Through our blood bond, I could feel Aurora's life force ebbing like water through cupped hands. She was too small, too fragile to survive what they'd done to her.

But she was also my daughter. My impossible, wonderful, powerful daughter.

And I was not going to let her die.

"Maverick," I said without looking away from Aurora's pale face. "Kill them. Kill them all."

"Maggie—"

"Kill them," I repeated, my voice carrying harmonics that made the stone walls tremble. "Kill every single person in this building who knew about this and did nothing to stop it."

I felt his hesitation through our mate bond—not reluctance to protect our daughter, but concern for what this level of violence would do to my soul.

"She's innocent," I said, pressing my lips to Aurora's forehead. "And they tortured her for being powerful. They need to die for that."

Maverick's acceptance came through our bond like a cold wind. When he moved, it wasn't with human speed or human limitations. The Red Blood Moon heritage he'd kept buried for so long erupted to the surface in all its ancient, terrible glory.

The first guard died before he could draw his weapon. The second managed half a scream before Maverick's claws opened his throat. The others tried to run.

None of them made it to the door.

Chizzy pressed herself against the far wall, her face white with terror as Maverick turned toward her. "Wait," she gasped. "Wait, I can reverse it. The extraction—I can put her power back."
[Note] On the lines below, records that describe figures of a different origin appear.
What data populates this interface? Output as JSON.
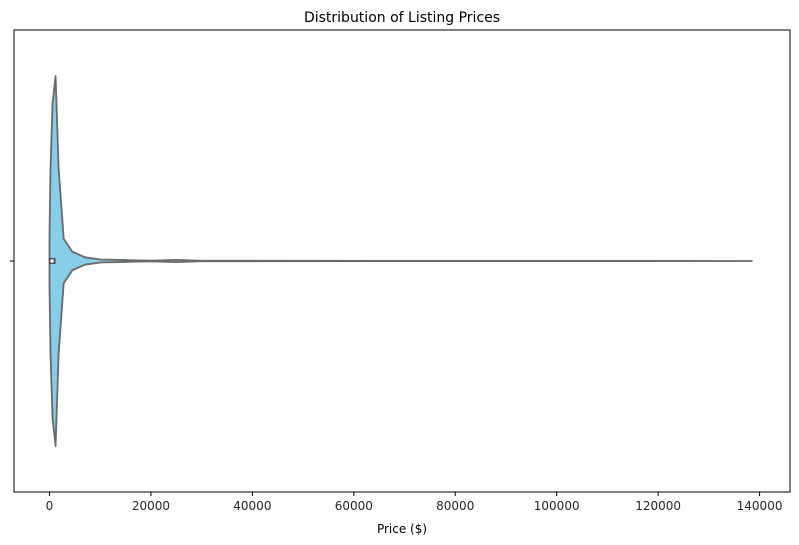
{
  "chart_data": {
    "type": "violin",
    "title": "Distribution of Listing Prices",
    "xlabel": "Price ($)",
    "ylabel": "",
    "xlim": [
      -7000,
      146000
    ],
    "x_ticks": [
      0,
      20000,
      40000,
      60000,
      80000,
      100000,
      120000,
      140000
    ],
    "x_tick_labels": [
      "0",
      "20000",
      "40000",
      "60000",
      "80000",
      "100000",
      "120000",
      "140000"
    ],
    "y_tick_labels": [
      ""
    ],
    "grid": false,
    "legend": "none",
    "series": [
      {
        "fill_color": "#87CEEB",
        "edge_color": "#696969",
        "min": 0,
        "max": 138500,
        "q1": 200,
        "median": 500,
        "q3": 900,
        "density_profile": [
          {
            "price": 0,
            "half_width": 0.14
          },
          {
            "price": 200,
            "half_width": 0.5
          },
          {
            "price": 600,
            "half_width": 0.85
          },
          {
            "price": 1200,
            "half_width": 1.0
          },
          {
            "price": 1800,
            "half_width": 0.5
          },
          {
            "price": 2800,
            "half_width": 0.12
          },
          {
            "price": 4500,
            "half_width": 0.05
          },
          {
            "price": 7000,
            "half_width": 0.02
          },
          {
            "price": 10000,
            "half_width": 0.008
          },
          {
            "price": 15000,
            "half_width": 0.005
          },
          {
            "price": 20000,
            "half_width": 0.002
          },
          {
            "price": 25000,
            "half_width": 0.006
          },
          {
            "price": 30000,
            "half_width": 0.001
          },
          {
            "price": 138500,
            "half_width": 0.0
          }
        ]
      }
    ]
  }
}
"Can you?" I asked, still cradling Aurora's failing form.

"Y-yes. The crystals store the extracted energy for forty-eight hours before it dissipates. I can reverse the flow, return what was taken."

I looked down at my daughter, at the way her breathing was getting more labored with each passing second. Through our bond, I could feel her slipping away from me like smoke.

"Do it," I said.

"But first—"

"Do it now, or I'll let him finish what he started." I nodded toward Maverick, who was covered in blood that wasn't his own and looked like something out of humanity's darkest nightmares.
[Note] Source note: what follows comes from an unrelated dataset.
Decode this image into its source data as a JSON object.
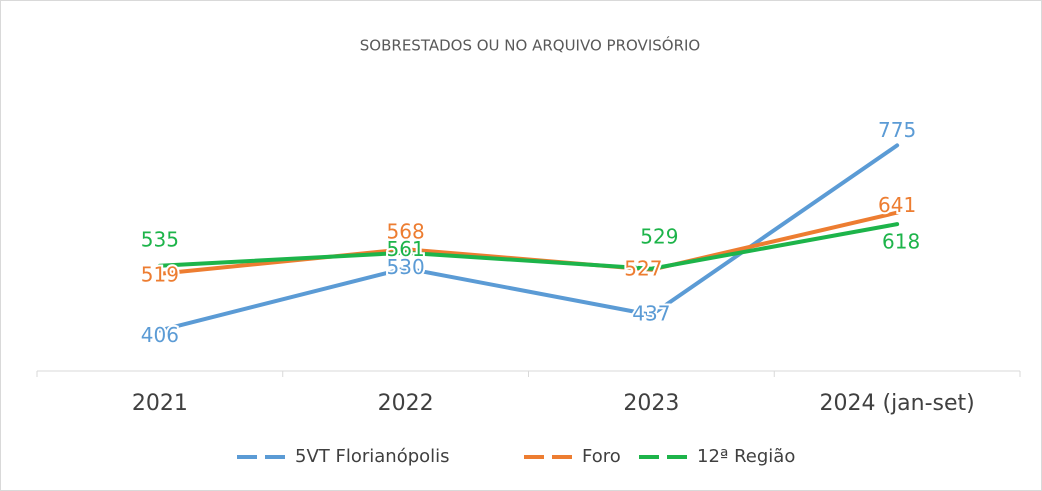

Chizzy scrambled toward the damaged equipment with shaking hands. "I need to recalibrate the resonance frequencies, establish a reverse harmonic—"
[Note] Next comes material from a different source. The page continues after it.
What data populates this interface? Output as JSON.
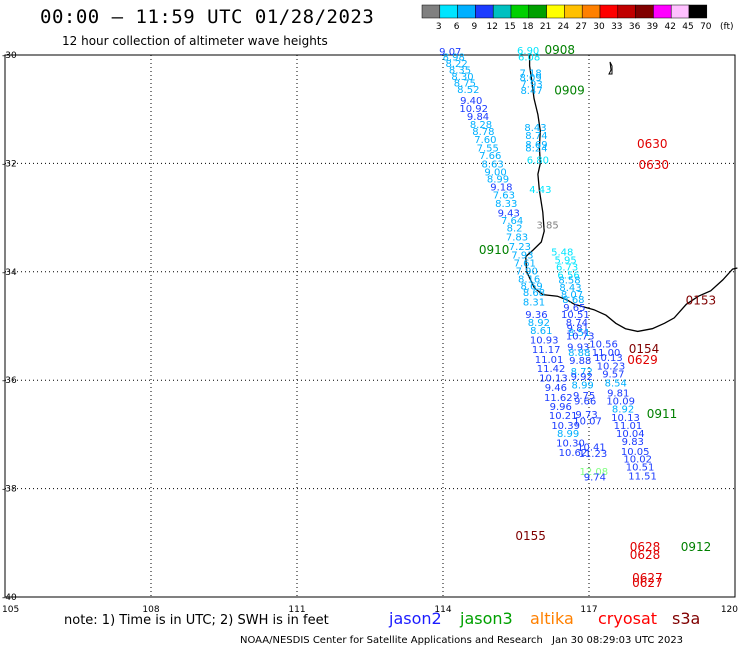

"You have sixty seconds," I said, feeling Aurora's heartbeat becoming even more irregular. "After that, nothing you do will matter because you'll be dead and she'll be beyond help."

"I'm trying!"

The machines came back online, but this time instead of the harsh, predatory hum of extraction, they sang with something that sounded almost like a lullaby. Power flowed back into Aurora's tiny body, golden light gathering around her like protective warmth.

Her eyes opened.

Those impossible golden eyes found mine, and for the first time in hours, she smiled.

"Mama," she said.

Not baby babble. Not random sounds.

An actual word, spoken with perfect clarity by a two-month-old child who had just survived magical torture.

"Yes, baby," I whispered, tears streaming down my face. "Mama's here. Mama's got you."

Aurora's smile widened, and suddenly the entire fortress began to shake. Not from my power this time, but from hers. Returned and amplified by her ordeal, focused by her infant rage at the people who had hurt her.

"What's happening?" Chizzy screamed as cracks appeared in the stone walls.

I looked at my daughter, at the way golden light was beginning to pour from her skin like liquid sunshine.

"She's angry," I said simply. "And she's old enough now to do something about it."

The fortress began to collapse around us, three centuries of oppression and control crumbling as Aurora's power washed over it like a cleansing fire.

But we were safe. Surrounded by her light, protected by her love, held in the arms of her absolute certainty that nothing bad could happen to us now that we were together again.

My baby girl had come home.

And she was done being anyone's victim.